As an attorney, I have a vested interest in the rule of law.  As a human being, I do too.  I believe that citizens are considerably better off if their lives are governed by a set of laws that remain set unless changed in certain, prescribed ways than they are if their lives are governed by the arbitrary edicts of a Great Leader.

Which is why Matt Lowry's take on the torture memos disturbs me.  He wants to characterize them as a shining example of a nation ruled by laws taking the time, in the midst of a national security crisis, to debate the legality of its response.  The memos may ultimately have been wrong, but the fact that we did not strike without first thinking through the legal issues means we remain a nation that respects the law.
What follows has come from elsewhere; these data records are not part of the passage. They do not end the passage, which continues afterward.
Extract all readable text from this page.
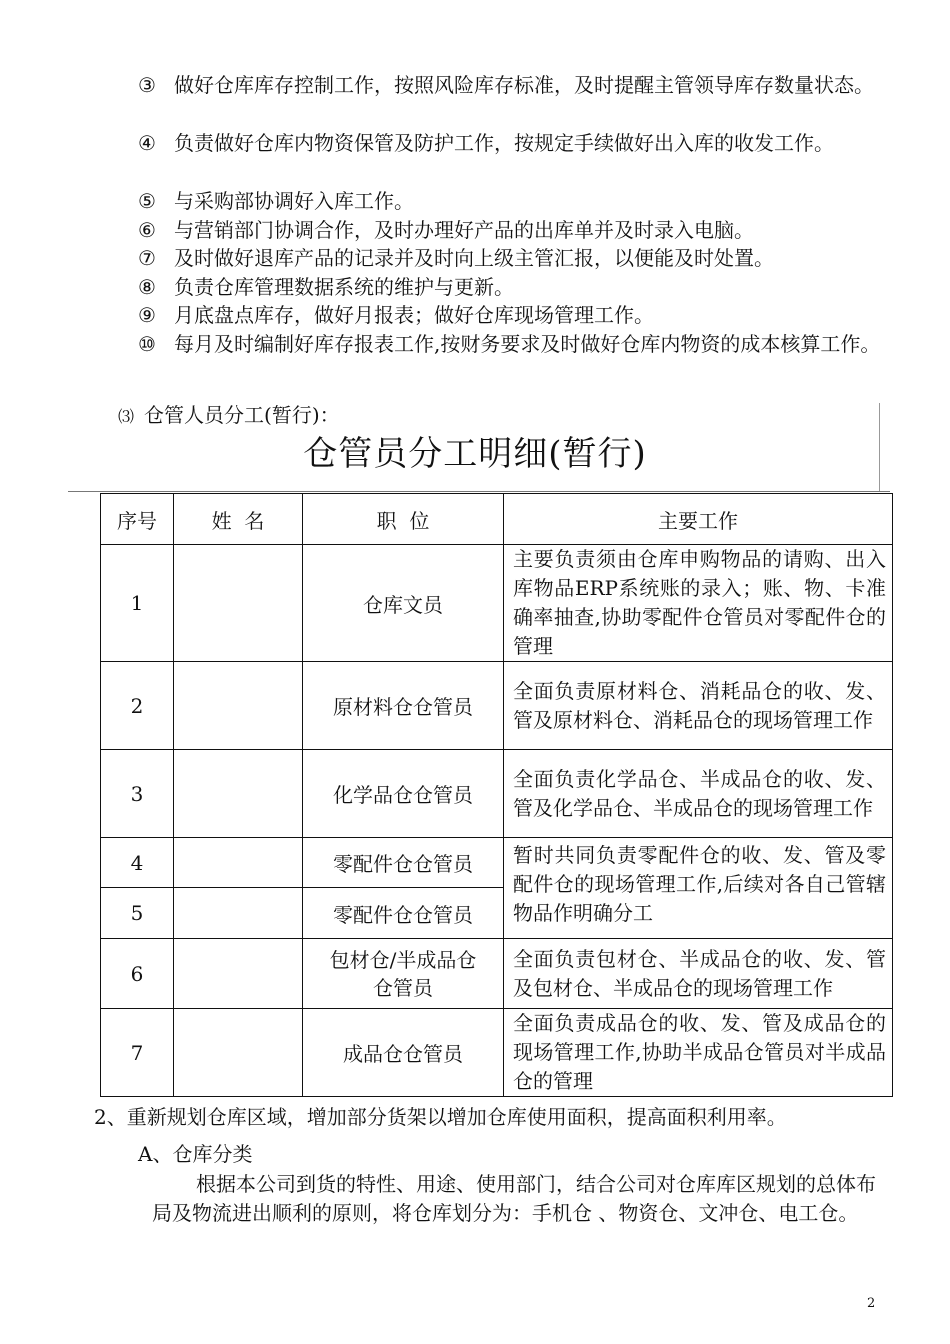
③ 做好仓库库存控制工作，按照风险库存标准，及时提醒主管领导库存数量状态。
④ 负责做好仓库内物资保管及防护工作，按规定手续做好出入库的收发工作。
⑤ 与采购部协调好入库工作。
⑥ 与营销部门协调合作，及时办理好产品的出库单并及时录入电脑。
⑦ 及时做好退库产品的记录并及时向上级主管汇报，以便能及时处置。
⑧ 负责仓库管理数据系统的维护与更新。
⑨ 月底盘点库存，做好月报表；做好仓库现场管理工作。
⑩ 每月及时编制好库存报表工作,按财务要求及时做好仓库内物资的成本核算工作。
⑶ 仓管人员分工(暂行)：
仓管员分工明细(暂行)
序号	姓  名	职  位	主要工作
1		仓库文员	主要负责须由仓库申购物品的请购、出入库物品ERP系统账的录入；账、物、卡准确率抽查,协助零配件仓管员对零配件仓的管理
2		原材料仓仓管员	全面负责原材料仓、消耗品仓的收、发、管及原材料仓、消耗品仓的现场管理工作
3		化学品仓仓管员	全面负责化学品仓、半成品仓的收、发、管及化学品仓、半成品仓的现场管理工作
4		零配件仓仓管员	暂时共同负责零配件仓的收、发、管及零配件仓的现场管理工作,后续对各自己管辖物品作明确分工
5		零配件仓仓管员	
6		包材仓/半成品仓仓管员	全面负责包材仓、半成品仓的收、发、管及包材仓、半成品仓的现场管理工作
7		成品仓仓管员	全面负责成品仓的收、发、管及成品仓的现场管理工作,协助半成品仓管员对半成品仓的管理
2、重新规划仓库区域，增加部分货架以增加仓库使用面积，提高面积利用率。
A、仓库分类
根据本公司到货的特性、用途、使用部门，结合公司对仓库库区规划的总体布局及物流进出顺利的原则，将仓库划分为：手机仓 、物资仓、文冲仓、电工仓。
2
There's a teeny-tiny problem with this argument, namely that the memos were condoning conduct the U.S. had tried and convicted people for after World War II, and the people "debating" the legal issues knew it.  They also knew that the laws against "enhanced interrogation techniques" had become more stringent over the intervening decades, not more lax, so the only reason to reverse our previous position was political expediency.  Which means those memos weren't part of a debate.  They were pre-ordained to justify an already decided upon course of action.  They were about as respectful of the rule of law as any of Hitler's or Stalin's show trials.

No, Mr. Lowry, the torture memos are not a shining example of our belief in the rule of law.  They are damning evidence of our readiness to abandon it.